HOW OFTEN SHOULD MY DOG HAVE A BATHE?
While dogs don’t require daily scrub downs like we do, they do need regular baths. The question comes to mind, just how regular? Well, it depends on several factors, such as the dog’s environment and type of coat. Your veterinarian can give you advice on how much bathing is appropriate for your best buddy.
HOW TO WASH YOUR DOG
Once you’re prepared to take on the task (with or without your dog’s cooperation, well that entirely depends on you), here’s what to do:
- Brush your dog before a bath. Matted hair holds water, leaving your dog with irritated skin. (If you can’t brush or cut the mats out yourself, take your dog to a professional groomer.) Put a cotton ball in each ear to keep water out. It helps prevent ear infections and irritation.
- Use lukewarm water. Our dog’s skin is different from ours, and hot water can burn dogs more easily. Bath water should never be hotter than what you’d run for a human baby. Keep it even cooler for large-breed dogs, who can easily overheat.
- Talk to your pet in a calm and reassuring voice. As they say, it eases them and keeps their attention to you. Some dogs will eventually learn that you’re not torturing them and that it would actually be less difficult for the both of you, although others will continue to hide under the kitchen table whenever you get out a towel (Which is a sign for them to take their bath).

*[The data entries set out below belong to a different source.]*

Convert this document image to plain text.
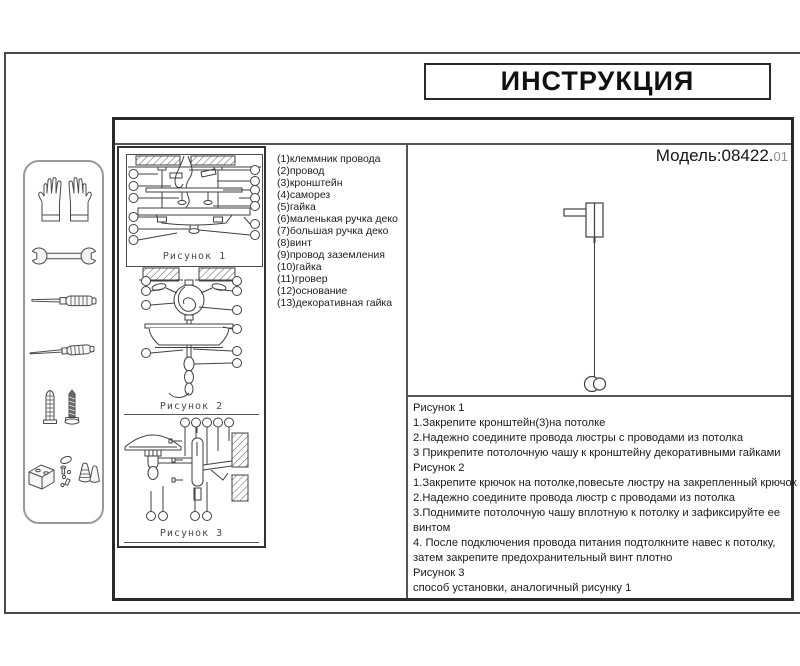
ИНСТРУКЦИЯ
Модель:08422.01
Рисунок 1
Рисунок 2
Рисунок 3
(1)клеммник провода
(2)провод
(3)кронштейн
(4)саморез
(5)гайка
(6)маленькая ручка деко
(7)большая ручка деко
(8)винт
(9)провод заземления
(10)гайка
(11)гровер
(12)основание
(13)декоративная гайка
Рисунок 1
1.Закрепите кронштейн(3)на потолке
2.Надежно соедините провода люстры с проводами из потолка
3 Прикрепите потолочную чашу к кронштейну декоративными гайками
Рисунок 2
1.Закрепите крючок на потолке,повесьте люстру на закрепленный крючок
2.Надежно соедините провода люстр с проводами из потолка
3.Поднимите потолочную чашу вплотную к потолку и зафиксируйте ее
винтом
4. После подключения провода питания подтолкните навес к потолку,
затем закрепите предохранительный винт плотно
Рисунок 3
способ установки, аналогичный рисунку 1
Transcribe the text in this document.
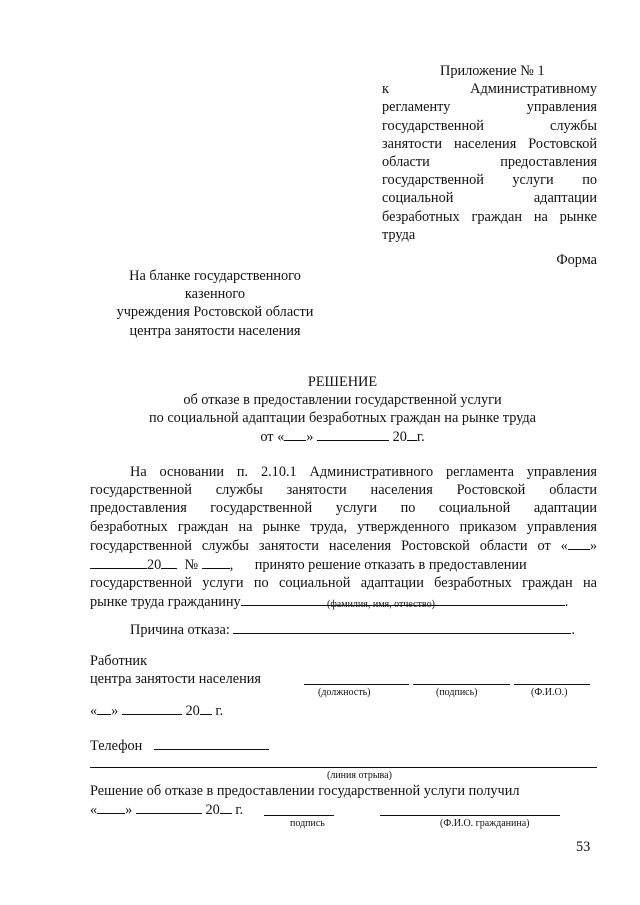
Приложение № 1
к Административному
регламенту управления
государственной службы
занятости населения Ростовской
области предоставления
государственной услуги по
социальной адаптации
безработных граждан на рынке
труда
Форма
На бланке государственного
казенного
учреждения Ростовской области
центра занятости населения
РЕШЕНИЕ
об отказе в предоставлении государственной услуги
по социальной адаптации безработных граждан на рынке труда
от « »	20 г.
На основании п. 2.10.1 Административного регламента управления
государственной службы занятости населения Ростовской области
предоставления государственной услуги по социальной адаптации
безработных граждан на рынке труда, утвержденного приказом управления
государственной службы занятости населения Ростовской области от « »
20 № , принято решение отказать в предоставлении
государственной услуги по социальной адаптации безработных граждан на
рынке труда гражданину	.
(фамилия, имя, отчество)
Причина отказа:	.
Работник
центра занятости населения
(должность)	(подпись)	(Ф.И.О.)
« »	20 г.
Телефон
(линия отрыва)
Решение об отказе в предоставлении государственной услуги получил
« »	20 г.
подпись	(Ф.И.О. гражданина)
53
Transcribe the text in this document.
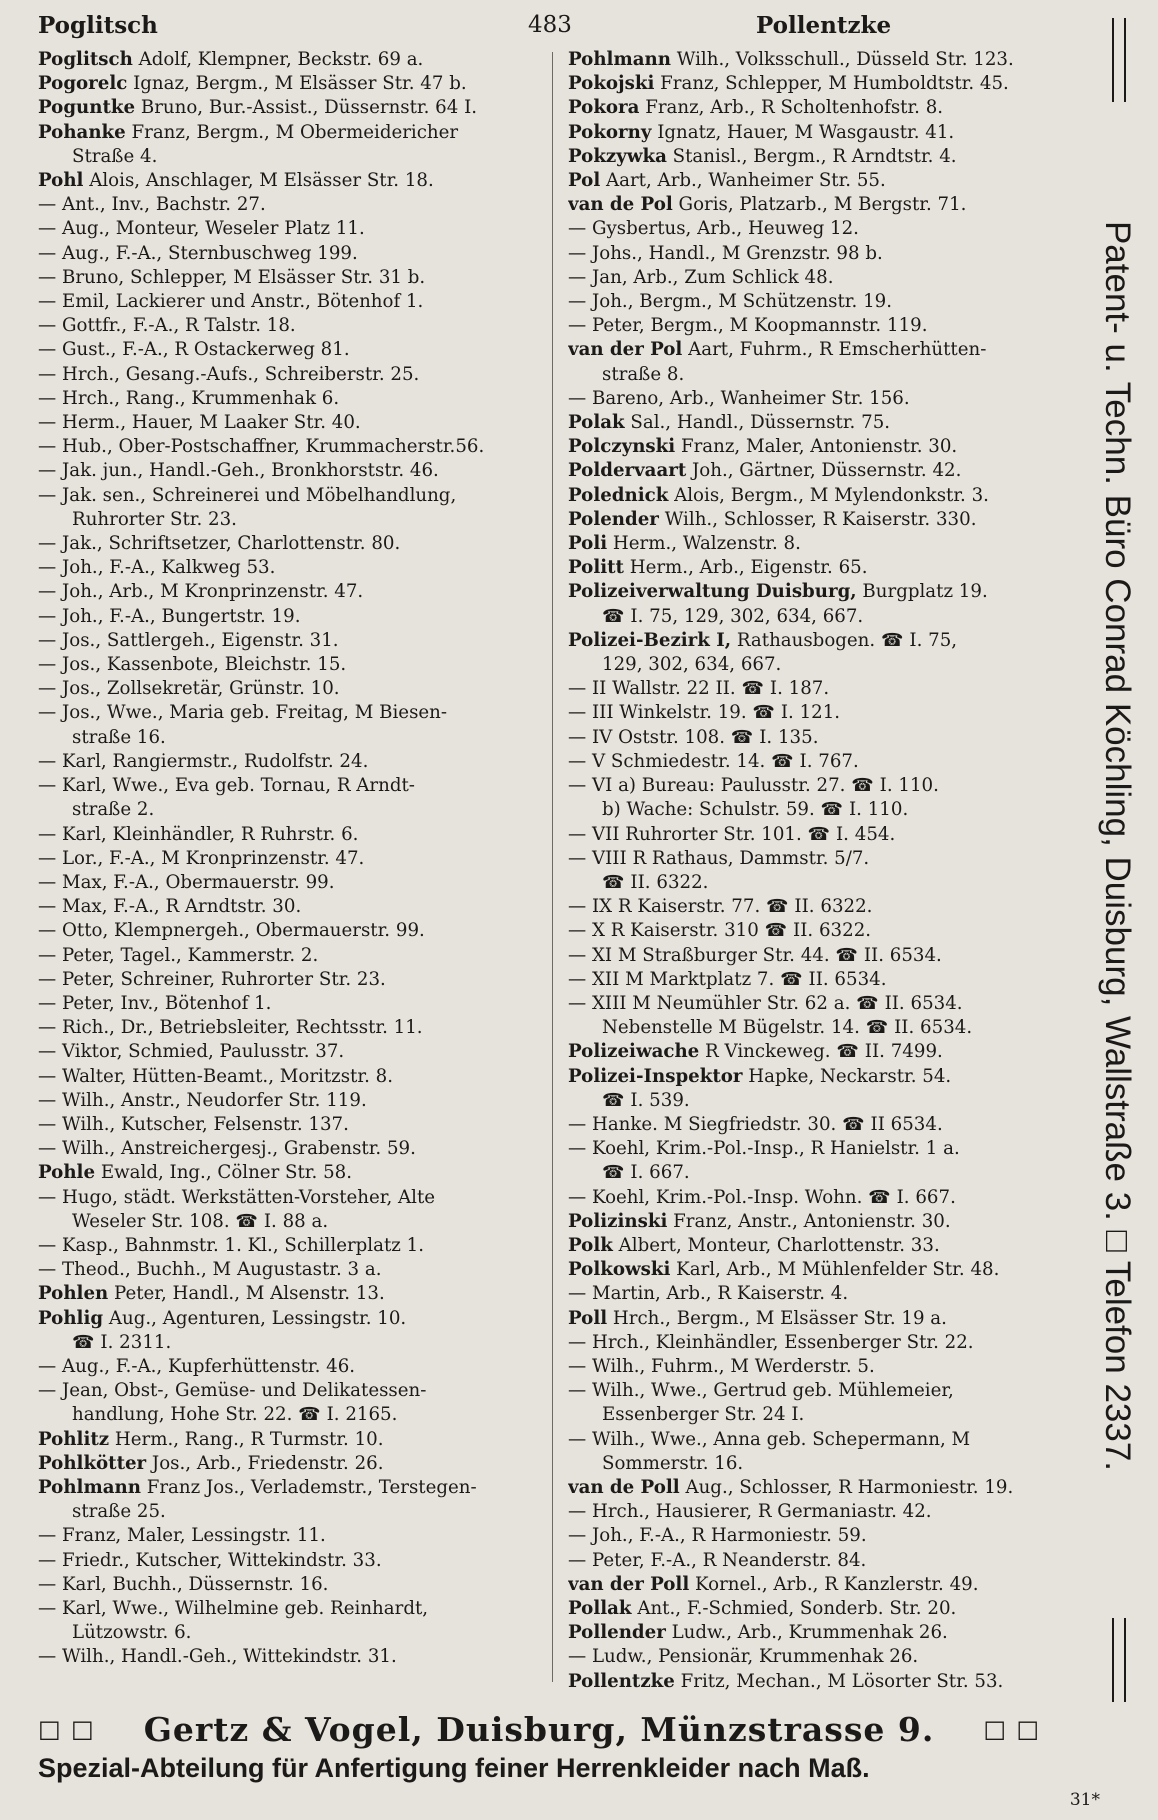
Poglitsch	483	Pollentzke
Poglitsch Adolf, Klempner, Beckstr. 69 a.
Pogorelc Ignaz, Bergm., M Elsässer Str. 47 b.
Poguntke Bruno, Bur.-Assist., Düssernstr. 64 I.
Pohanke Franz, Bergm., M Obermeidericher
Straße 4.
Pohl Alois, Anschlager, M Elsässer Str. 18.
— Ant., Inv., Bachstr. 27.
— Aug., Monteur, Weseler Platz 11.
— Aug., F.-A., Sternbuschweg 199.
— Bruno, Schlepper, M Elsässer Str. 31 b.
— Emil, Lackierer und Anstr., Bötenhof 1.
— Gottfr., F.-A., R Talstr. 18.
— Gust., F.-A., R Ostackerweg 81.
— Hrch., Gesang.-Aufs., Schreiberstr. 25.
— Hrch., Rang., Krummenhak 6.
— Herm., Hauer, M Laaker Str. 40.
— Hub., Ober-Postschaffner, Krummacherstr.56.
— Jak. jun., Handl.-Geh., Bronkhorststr. 46.
— Jak. sen., Schreinerei und Möbelhandlung,
Ruhrorter Str. 23.
— Jak., Schriftsetzer, Charlottenstr. 80.
— Joh., F.-A., Kalkweg 53.
— Joh., Arb., M Kronprinzenstr. 47.
— Joh., F.-A., Bungertstr. 19.
— Jos., Sattlergeh., Eigenstr. 31.
— Jos., Kassenbote, Bleichstr. 15.
— Jos., Zollsekretär, Grünstr. 10.
— Jos., Wwe., Maria geb. Freitag, M Biesen-
straße 16.
— Karl, Rangiermstr., Rudolfstr. 24.
— Karl, Wwe., Eva geb. Tornau, R Arndt-
straße 2.
— Karl, Kleinhändler, R Ruhrstr. 6.
— Lor., F.-A., M Kronprinzenstr. 47.
— Max, F.-A., Obermauerstr. 99.
— Max, F.-A., R Arndtstr. 30.
— Otto, Klempnergeh., Obermauerstr. 99.
— Peter, Tagel., Kammerstr. 2.
— Peter, Schreiner, Ruhrorter Str. 23.
— Peter, Inv., Bötenhof 1.
— Rich., Dr., Betriebsleiter, Rechtsstr. 11.
— Viktor, Schmied, Paulusstr. 37.
— Walter, Hütten-Beamt., Moritzstr. 8.
— Wilh., Anstr., Neudorfer Str. 119.
— Wilh., Kutscher, Felsenstr. 137.
— Wilh., Anstreichergesj., Grabenstr. 59.
Pohle Ewald, Ing., Cölner Str. 58.
— Hugo, städt. Werkstätten-Vorsteher, Alte
Weseler Str. 108. ☎ I. 88 a.
— Kasp., Bahnmstr. 1. Kl., Schillerplatz 1.
— Theod., Buchh., M Augustastr. 3 a.
Pohlen Peter, Handl., M Alsenstr. 13.
Pohlig Aug., Agenturen, Lessingstr. 10.
☎ I. 2311.
— Aug., F.-A., Kupferhüttenstr. 46.
— Jean, Obst-, Gemüse- und Delikatessen-
handlung, Hohe Str. 22. ☎ I. 2165.
Pohlitz Herm., Rang., R Turmstr. 10.
Pohlkötter Jos., Arb., Friedenstr. 26.
Pohlmann Franz Jos., Verlademstr., Terstegen-
straße 25.
— Franz, Maler, Lessingstr. 11.
— Friedr., Kutscher, Wittekindstr. 33.
— Karl, Buchh., Düssernstr. 16.
— Karl, Wwe., Wilhelmine geb. Reinhardt,
Lützowstr. 6.
— Wilh., Handl.-Geh., Wittekindstr. 31.
Pohlmann Wilh., Volksschull., Düsseld Str. 123.
Pokojski Franz, Schlepper, M Humboldtstr. 45.
Pokora Franz, Arb., R Scholtenhofstr. 8.
Pokorny Ignatz, Hauer, M Wasgaustr. 41.
Pokzywka Stanisl., Bergm., R Arndtstr. 4.
Pol Aart, Arb., Wanheimer Str. 55.
van de Pol Goris, Platzarb., M Bergstr. 71.
— Gysbertus, Arb., Heuweg 12.
— Johs., Handl., M Grenzstr. 98 b.
— Jan, Arb., Zum Schlick 48.
— Joh., Bergm., M Schützenstr. 19.
— Peter, Bergm., M Koopmannstr. 119.
van der Pol Aart, Fuhrm., R Emscherhütten-
straße 8.
— Bareno, Arb., Wanheimer Str. 156.
Polak Sal., Handl., Düssernstr. 75.
Polczynski Franz, Maler, Antonienstr. 30.
Poldervaart Joh., Gärtner, Düssernstr. 42.
Polednick Alois, Bergm., M Mylendonkstr. 3.
Polender Wilh., Schlosser, R Kaiserstr. 330.
Poli Herm., Walzenstr. 8.
Politt Herm., Arb., Eigenstr. 65.
Polizeiverwaltung Duisburg, Burgplatz 19.
☎ I. 75, 129, 302, 634, 667.
Polizei-Bezirk I, Rathausbogen. ☎ I. 75,
129, 302, 634, 667.
— II Wallstr. 22 II. ☎ I. 187.
— III Winkelstr. 19. ☎ I. 121.
— IV Oststr. 108. ☎ I. 135.
— V Schmiedestr. 14. ☎ I. 767.
— VI a) Bureau: Paulusstr. 27. ☎ I. 110.
b) Wache: Schulstr. 59. ☎ I. 110.
— VII Ruhrorter Str. 101. ☎ I. 454.
— VIII R Rathaus, Dammstr. 5/7.
☎ II. 6322.
— IX R Kaiserstr. 77. ☎ II. 6322.
— X R Kaiserstr. 310 ☎ II. 6322.
— XI M Straßburger Str. 44. ☎ II. 6534.
— XII M Marktplatz 7. ☎ II. 6534.
— XIII M Neumühler Str. 62 a. ☎ II. 6534.
Nebenstelle M Bügelstr. 14. ☎ II. 6534.
Polizeiwache R Vinckeweg. ☎ II. 7499.
Polizei-Inspektor Hapke, Neckarstr. 54.
☎ I. 539.
— Hanke. M Siegfriedstr. 30. ☎ II 6534.
— Koehl, Krim.-Pol.-Insp., R Hanielstr. 1 a.
☎ I. 667.
— Koehl, Krim.-Pol.-Insp. Wohn. ☎ I. 667.
Polizinski Franz, Anstr., Antonienstr. 30.
Polk Albert, Monteur, Charlottenstr. 33.
Polkowski Karl, Arb., M Mühlenfelder Str. 48.
— Martin, Arb., R Kaiserstr. 4.
Poll Hrch., Bergm., M Elsässer Str. 19 a.
— Hrch., Kleinhändler, Essenberger Str. 22.
— Wilh., Fuhrm., M Werderstr. 5.
— Wilh., Wwe., Gertrud geb. Mühlemeier,
Essenberger Str. 24 I.
— Wilh., Wwe., Anna geb. Schepermann, M
Sommerstr. 16.
van de Poll Aug., Schlosser, R Harmoniestr. 19.
— Hrch., Hausierer, R Germaniastr. 42.
— Joh., F.-A., R Harmoniestr. 59.
— Peter, F.-A., R Neanderstr. 84.
van der Poll Kornel., Arb., R Kanzlerstr. 49.
Pollak Ant., F.-Schmied, Sonderb. Str. 20.
Pollender Ludw., Arb., Krummenhak 26.
— Ludw., Pensionär, Krummenhak 26.
Pollentzke Fritz, Mechan., M Lösorter Str. 53.
Patent- u. Techn. Büro Conrad Köchling, Duisburg, Wallstraße 3. □ Telefon 2337.
□ □ Gertz & Vogel, Duisburg, Münzstrasse 9. □ □
Spezial-Abteilung für Anfertigung feiner Herrenkleider nach Maß.
31*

- Use dog shampoo. It dries their skin less than people shampoo. Work the shampoo into a gentle lather and massage it all over your dog’s head and body, being careful not to get soap in her eyes.
- Rinse well from top and down under. Any soap left in her fur and gets dried up can irritate your dog’s skin. Rinse, rinse, and repeat the rinse until all is clear.
- Air-dry. Hot air from a human blow-dryer can be too hot for their skin. Make sure to properly check on this. Either air-dry or use a blow-dryer designed for dogs; its lower temperatures won’t cause itching or dandruff.
- Reward your dog. After going through a war and came back victorious, follow up with abundant praise, petting, or play or might as well give him/her some treats.